Willard dirigió una mirada a su esposa.

—Señoras —dijo Abigail, levantándose—, ¿por qué no dejamos que los caballeros fumen sus puros y tomen café en el salón? No tarden demasiado, caballeros. Les espera una velada musical muy agradable —comentó con una sonrisa afable mientras salían.

Un lacayo entró con una botella de coñac, que otro sirvió en copas de cristal. Willard cogió un puro y, mientras los criados atendían a los demás, le arrancó con los dientes un extremo y lo mojó con coñac antes de encenderlo con uno de los candelabros. Sus invitados le imitaron y luego se acomodaron en las sillas.
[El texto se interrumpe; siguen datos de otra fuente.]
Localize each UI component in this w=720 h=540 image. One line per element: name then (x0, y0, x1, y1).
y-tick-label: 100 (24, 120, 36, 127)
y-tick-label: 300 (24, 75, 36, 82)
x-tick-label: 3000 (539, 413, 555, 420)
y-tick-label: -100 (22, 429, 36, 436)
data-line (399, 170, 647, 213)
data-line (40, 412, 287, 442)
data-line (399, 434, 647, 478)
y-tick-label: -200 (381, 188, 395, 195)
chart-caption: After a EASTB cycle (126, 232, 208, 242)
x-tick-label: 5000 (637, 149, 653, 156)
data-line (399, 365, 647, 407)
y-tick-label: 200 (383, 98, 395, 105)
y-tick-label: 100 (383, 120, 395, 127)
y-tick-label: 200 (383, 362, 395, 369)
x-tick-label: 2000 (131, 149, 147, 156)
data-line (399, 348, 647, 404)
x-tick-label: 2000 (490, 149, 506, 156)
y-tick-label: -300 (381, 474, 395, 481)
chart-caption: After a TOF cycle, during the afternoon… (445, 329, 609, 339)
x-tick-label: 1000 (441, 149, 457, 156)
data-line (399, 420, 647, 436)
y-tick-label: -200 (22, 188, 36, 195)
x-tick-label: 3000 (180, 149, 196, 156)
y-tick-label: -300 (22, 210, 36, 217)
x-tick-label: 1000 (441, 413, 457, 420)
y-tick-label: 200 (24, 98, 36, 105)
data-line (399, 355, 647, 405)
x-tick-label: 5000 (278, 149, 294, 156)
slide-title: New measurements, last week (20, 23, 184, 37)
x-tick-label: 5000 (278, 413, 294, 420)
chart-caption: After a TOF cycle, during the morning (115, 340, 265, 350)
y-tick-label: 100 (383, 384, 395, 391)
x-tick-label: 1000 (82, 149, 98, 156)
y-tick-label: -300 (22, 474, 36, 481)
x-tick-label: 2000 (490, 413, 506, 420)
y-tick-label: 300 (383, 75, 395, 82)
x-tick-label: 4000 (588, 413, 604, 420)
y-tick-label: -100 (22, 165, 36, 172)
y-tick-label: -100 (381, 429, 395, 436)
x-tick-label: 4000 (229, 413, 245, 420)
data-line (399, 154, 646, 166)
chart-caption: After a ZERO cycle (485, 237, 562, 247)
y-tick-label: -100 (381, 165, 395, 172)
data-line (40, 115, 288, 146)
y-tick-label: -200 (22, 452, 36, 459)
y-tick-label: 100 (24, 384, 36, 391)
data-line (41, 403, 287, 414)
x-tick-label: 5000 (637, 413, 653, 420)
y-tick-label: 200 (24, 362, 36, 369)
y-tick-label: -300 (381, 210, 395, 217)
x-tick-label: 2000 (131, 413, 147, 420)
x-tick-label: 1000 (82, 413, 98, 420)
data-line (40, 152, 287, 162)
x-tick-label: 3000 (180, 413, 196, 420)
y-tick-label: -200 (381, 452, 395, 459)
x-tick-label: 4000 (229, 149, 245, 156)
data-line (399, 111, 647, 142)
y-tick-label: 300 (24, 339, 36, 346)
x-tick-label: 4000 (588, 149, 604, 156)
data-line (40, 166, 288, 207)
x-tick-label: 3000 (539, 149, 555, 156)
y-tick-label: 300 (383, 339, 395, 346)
Apthorp se levantó de la mesa.

—He estado pensando en trasladar mi hacienda unos kilómetros más arriba. —Hizo un gesto con la cabeza a Tonneman y Jamie y añadió—: hasta que nos deshagamos de esos renegados, los Hijos de la Libertad, y los colguemos de sus propias astas de la libertad. Mi esposa vive en continua tensión a causa de los rumores que le cuentan los criados y los comerciantes que no se han marchado.

—No considero buena idea permitir que las mujeres se metan en política. Son frágiles y se asustan enseguida —señaló Willard.

—Abigail seguro que no... —Tonneman se interrumpió ante la mirada penetrante de Willard.

—Unos puros deliciosos —intervino Jamie sabiamente—. Apuesto a que su hermana tampoco se asusta fácilmente.

—Mi hermana es mi gemela —aclaró Willard—. Grace tiene el cerebro y a menudo la agudeza de un hombre. Por desgracia, no puedo decir lo mismo de mi sobrina. Esa niña necesita un esposo con mano dura. ¿Qué te parece, Tonneman? Cuenta con una dote nada despreciable.

Tonneman negó con la cabeza.

—No tengo intención de casarme —replicó pensativo, dándose cuenta de que hablaba en serio. De repente, sintió calor y se levantó—. Voy a tomar un poco el aire.